April 24, 2026

Blackmail [1929]

Picked up a few of Alfred Hitchcock's earliest, British feature films, and one night when I was home alone I tried out Blackmail.
Turns out this is his first talkie, a feature that was intended to be all-silent, and became mostly a talkie after it was ostensibly done.
Of course, being Hitchcock, the master of visual storytelling, he barely needs dialog to make a good movie.
If you can tolerate 1920s-style moviemaking, then there's a lot to enjoy here: it begins with a cops-raid-an-apartment sequence that would feel at home in any modern procedural, followed by arrest, booking, lineup, and then the detectives washing up and talking weekend plans like any other blue collar worker.

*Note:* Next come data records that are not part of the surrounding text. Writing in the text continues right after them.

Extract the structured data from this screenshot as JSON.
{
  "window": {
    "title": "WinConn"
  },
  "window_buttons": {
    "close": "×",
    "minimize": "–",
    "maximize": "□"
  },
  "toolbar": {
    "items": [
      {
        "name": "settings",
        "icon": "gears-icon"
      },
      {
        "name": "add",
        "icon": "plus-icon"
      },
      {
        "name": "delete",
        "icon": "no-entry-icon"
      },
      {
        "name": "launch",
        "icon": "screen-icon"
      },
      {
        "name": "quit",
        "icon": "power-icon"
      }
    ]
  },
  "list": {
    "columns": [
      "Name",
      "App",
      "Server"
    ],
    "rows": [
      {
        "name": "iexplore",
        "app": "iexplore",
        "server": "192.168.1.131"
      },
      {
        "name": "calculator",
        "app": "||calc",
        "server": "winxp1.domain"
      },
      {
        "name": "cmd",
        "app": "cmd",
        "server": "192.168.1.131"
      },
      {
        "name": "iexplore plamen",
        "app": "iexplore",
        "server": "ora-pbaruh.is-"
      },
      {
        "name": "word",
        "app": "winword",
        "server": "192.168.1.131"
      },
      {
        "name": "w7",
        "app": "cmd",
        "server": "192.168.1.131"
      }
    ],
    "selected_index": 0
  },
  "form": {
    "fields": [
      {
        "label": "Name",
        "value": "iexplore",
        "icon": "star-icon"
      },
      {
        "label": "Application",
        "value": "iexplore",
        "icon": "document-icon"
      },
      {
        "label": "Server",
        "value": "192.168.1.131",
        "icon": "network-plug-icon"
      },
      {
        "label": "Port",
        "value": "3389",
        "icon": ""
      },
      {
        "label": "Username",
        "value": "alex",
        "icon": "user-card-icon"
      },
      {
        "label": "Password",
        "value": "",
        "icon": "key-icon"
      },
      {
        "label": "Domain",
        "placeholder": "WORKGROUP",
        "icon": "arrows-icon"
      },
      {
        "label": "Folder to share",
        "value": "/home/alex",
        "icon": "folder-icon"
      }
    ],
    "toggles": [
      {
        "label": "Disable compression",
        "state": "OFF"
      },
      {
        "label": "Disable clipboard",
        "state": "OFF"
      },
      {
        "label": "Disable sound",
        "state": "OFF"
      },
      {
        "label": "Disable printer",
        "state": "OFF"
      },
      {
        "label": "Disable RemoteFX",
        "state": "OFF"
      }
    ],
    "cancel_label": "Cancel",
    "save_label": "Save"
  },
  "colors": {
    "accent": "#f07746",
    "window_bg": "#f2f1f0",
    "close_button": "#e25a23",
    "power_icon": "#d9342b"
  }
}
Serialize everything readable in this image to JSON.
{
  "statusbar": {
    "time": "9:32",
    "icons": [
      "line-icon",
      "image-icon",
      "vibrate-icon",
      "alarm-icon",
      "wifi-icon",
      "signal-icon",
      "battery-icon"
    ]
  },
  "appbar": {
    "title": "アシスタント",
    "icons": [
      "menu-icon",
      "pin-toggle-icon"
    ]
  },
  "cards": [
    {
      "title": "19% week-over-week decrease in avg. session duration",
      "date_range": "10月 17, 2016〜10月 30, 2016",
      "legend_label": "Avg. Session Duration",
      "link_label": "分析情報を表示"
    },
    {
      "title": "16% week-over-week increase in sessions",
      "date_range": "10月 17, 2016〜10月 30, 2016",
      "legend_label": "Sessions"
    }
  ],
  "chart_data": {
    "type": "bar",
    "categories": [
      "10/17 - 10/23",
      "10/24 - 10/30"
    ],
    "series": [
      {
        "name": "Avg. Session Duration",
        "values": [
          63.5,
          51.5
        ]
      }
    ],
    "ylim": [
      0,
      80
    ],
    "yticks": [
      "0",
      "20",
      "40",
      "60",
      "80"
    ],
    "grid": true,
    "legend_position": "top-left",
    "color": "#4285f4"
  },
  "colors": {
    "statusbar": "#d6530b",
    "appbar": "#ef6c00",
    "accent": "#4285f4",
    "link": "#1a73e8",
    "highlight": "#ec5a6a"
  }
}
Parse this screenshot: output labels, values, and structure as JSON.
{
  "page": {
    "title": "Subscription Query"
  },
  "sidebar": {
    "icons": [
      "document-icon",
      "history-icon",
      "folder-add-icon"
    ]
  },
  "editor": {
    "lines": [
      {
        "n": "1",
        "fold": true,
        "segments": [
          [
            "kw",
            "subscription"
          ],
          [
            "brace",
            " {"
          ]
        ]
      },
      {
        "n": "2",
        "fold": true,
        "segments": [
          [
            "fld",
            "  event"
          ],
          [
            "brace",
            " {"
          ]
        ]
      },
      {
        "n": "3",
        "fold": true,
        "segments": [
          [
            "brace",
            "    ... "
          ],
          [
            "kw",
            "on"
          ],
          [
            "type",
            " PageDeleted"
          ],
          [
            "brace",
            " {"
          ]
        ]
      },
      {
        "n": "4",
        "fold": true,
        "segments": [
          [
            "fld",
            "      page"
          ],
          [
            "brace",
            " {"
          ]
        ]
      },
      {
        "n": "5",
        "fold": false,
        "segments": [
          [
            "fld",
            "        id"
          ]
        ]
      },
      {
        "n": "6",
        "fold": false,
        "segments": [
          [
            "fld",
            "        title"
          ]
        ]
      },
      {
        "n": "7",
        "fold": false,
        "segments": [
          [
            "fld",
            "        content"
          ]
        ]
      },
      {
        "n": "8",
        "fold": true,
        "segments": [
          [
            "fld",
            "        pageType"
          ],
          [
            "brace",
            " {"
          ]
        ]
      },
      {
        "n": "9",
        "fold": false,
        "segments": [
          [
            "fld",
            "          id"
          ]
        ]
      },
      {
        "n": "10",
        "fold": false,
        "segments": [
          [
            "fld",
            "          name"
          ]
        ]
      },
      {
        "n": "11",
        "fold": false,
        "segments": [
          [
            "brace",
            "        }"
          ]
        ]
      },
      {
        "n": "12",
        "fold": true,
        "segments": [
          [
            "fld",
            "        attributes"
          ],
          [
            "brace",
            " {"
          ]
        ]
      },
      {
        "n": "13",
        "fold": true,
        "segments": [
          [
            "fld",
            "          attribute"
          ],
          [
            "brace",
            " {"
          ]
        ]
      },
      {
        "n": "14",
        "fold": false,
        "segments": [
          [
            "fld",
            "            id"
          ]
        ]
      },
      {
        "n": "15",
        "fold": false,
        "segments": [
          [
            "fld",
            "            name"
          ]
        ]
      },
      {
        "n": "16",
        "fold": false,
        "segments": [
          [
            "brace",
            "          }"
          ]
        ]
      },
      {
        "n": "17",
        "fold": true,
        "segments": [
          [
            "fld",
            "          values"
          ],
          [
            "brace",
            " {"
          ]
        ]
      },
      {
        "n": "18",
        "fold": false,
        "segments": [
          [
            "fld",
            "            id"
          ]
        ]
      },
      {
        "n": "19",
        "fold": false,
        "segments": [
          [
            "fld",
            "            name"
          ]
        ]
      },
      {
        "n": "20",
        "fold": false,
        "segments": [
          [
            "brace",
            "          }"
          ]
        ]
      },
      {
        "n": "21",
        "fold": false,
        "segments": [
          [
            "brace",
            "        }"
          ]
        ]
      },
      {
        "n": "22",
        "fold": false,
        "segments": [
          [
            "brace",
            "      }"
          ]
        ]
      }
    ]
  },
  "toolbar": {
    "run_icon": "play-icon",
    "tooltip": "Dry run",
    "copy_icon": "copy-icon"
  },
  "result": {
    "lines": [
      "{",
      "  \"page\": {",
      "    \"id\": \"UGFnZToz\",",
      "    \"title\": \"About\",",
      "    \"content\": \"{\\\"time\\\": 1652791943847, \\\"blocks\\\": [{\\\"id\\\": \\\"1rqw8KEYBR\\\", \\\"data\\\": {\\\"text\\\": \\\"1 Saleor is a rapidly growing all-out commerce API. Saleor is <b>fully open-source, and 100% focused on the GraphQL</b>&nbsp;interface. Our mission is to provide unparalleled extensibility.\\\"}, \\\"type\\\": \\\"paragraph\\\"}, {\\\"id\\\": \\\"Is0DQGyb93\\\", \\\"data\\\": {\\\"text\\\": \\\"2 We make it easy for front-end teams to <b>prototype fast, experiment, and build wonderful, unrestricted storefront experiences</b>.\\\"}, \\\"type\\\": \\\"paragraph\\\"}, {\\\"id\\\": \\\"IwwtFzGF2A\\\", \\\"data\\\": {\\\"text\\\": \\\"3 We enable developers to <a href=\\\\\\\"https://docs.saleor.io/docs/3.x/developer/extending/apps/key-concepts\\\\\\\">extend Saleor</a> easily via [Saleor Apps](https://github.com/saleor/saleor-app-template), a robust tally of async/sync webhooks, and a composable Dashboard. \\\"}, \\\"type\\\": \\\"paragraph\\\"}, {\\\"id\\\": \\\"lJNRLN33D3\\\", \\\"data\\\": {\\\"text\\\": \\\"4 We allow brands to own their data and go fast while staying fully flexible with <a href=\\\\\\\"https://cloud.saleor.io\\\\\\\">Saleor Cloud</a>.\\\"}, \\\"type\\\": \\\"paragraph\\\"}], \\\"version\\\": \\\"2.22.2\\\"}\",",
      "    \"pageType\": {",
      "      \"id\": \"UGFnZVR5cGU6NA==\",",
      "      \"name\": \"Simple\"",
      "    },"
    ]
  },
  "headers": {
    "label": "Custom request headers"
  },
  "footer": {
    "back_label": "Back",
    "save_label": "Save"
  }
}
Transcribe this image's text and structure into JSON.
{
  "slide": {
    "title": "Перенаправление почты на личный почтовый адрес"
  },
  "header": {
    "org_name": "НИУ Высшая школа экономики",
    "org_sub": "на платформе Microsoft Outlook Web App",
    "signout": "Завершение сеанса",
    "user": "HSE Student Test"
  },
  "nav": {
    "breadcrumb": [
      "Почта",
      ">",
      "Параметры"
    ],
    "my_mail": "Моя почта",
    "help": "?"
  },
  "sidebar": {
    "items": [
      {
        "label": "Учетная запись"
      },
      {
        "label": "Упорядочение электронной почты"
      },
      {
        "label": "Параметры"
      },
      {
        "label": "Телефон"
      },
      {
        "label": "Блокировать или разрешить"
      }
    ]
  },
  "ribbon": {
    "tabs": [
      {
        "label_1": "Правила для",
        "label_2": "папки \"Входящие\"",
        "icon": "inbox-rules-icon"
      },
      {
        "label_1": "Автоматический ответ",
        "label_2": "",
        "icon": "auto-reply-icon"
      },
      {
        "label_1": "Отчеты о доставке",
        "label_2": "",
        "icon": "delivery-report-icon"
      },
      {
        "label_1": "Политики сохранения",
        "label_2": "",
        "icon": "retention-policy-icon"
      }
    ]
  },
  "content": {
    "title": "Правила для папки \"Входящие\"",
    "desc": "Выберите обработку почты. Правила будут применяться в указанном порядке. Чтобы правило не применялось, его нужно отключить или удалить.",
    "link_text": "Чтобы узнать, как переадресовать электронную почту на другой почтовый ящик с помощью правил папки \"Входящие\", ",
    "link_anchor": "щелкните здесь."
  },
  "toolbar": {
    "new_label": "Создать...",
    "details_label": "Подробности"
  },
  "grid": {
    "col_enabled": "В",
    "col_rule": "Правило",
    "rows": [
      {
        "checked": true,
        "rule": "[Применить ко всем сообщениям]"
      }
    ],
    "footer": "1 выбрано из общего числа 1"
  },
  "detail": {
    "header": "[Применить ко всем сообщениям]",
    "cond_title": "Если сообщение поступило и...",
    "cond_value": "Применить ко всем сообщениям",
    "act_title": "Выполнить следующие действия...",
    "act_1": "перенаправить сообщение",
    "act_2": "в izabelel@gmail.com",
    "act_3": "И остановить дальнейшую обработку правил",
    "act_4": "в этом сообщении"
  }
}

Frank the detective is engaged to Alice (they both have great silent movie faces!) Frank catches Alice walking out on a date with him to step out instead with suave Mr. Crewe, an artist. In a classic movie trope, Crewe smooth-talks Alice into visiting his garret apartment, where he manages to get her out of her clothes and assaults her.
In a pure Hitchcock move of turning a handicap (he can't show the attempted rape onscreen) into an advantage, he shows the bed draperies shaking as Alice struggles, then her arm emerges from the draperies...and her hand grasps a massive knife on a cheese plate. The hand reenters the bed, the drapes stop shaking, and then silence...and Alice emerges, in shock, clutching the knife.
Frank is at the murder scene the next morning and finds one of Alice's gloves - we learned the night before she tends to lose/drop/forget them - at the same moment he recognizes Crewe from the night before. In another plot device that has become a trope in the last century, He connects all the dots and pockets the glove to protect Alice.
Yes, it's self defense, so the audience is on her side all the way, but - and 1920s mores are another advantage to Hitch here - Alice is petrified by what's happened and won't ask Frank for help. She is mortified to reveal to Frank or anyone else that she was assaulted, or how she ended up in Crewe's apartment in her underwear in the first place. You get the feeling that she'd go to the gallows as a murderer before telling Frank or a jury that she let herself enter his apartment alone and consent to get undressed.
Then the blackmailer shows up. Mr. Tracy, a slimy neighborhood moocher and ex-con who witnessed Alice come and go from the apartment, and has one of her gloves. How far will he go? What can Alice and Frank do? All I'll say is the movie ends with a classic Hitchcock-style footchase through a national landmark, in this case, the National Museum in London.
If you don't mind 1920s moviemaking, this one has a lot to offer in the early days of Hitchcock's deft storytelling style. It may be a a 100-year-old barely talking, scratchy black and white movie, but you are in good hands.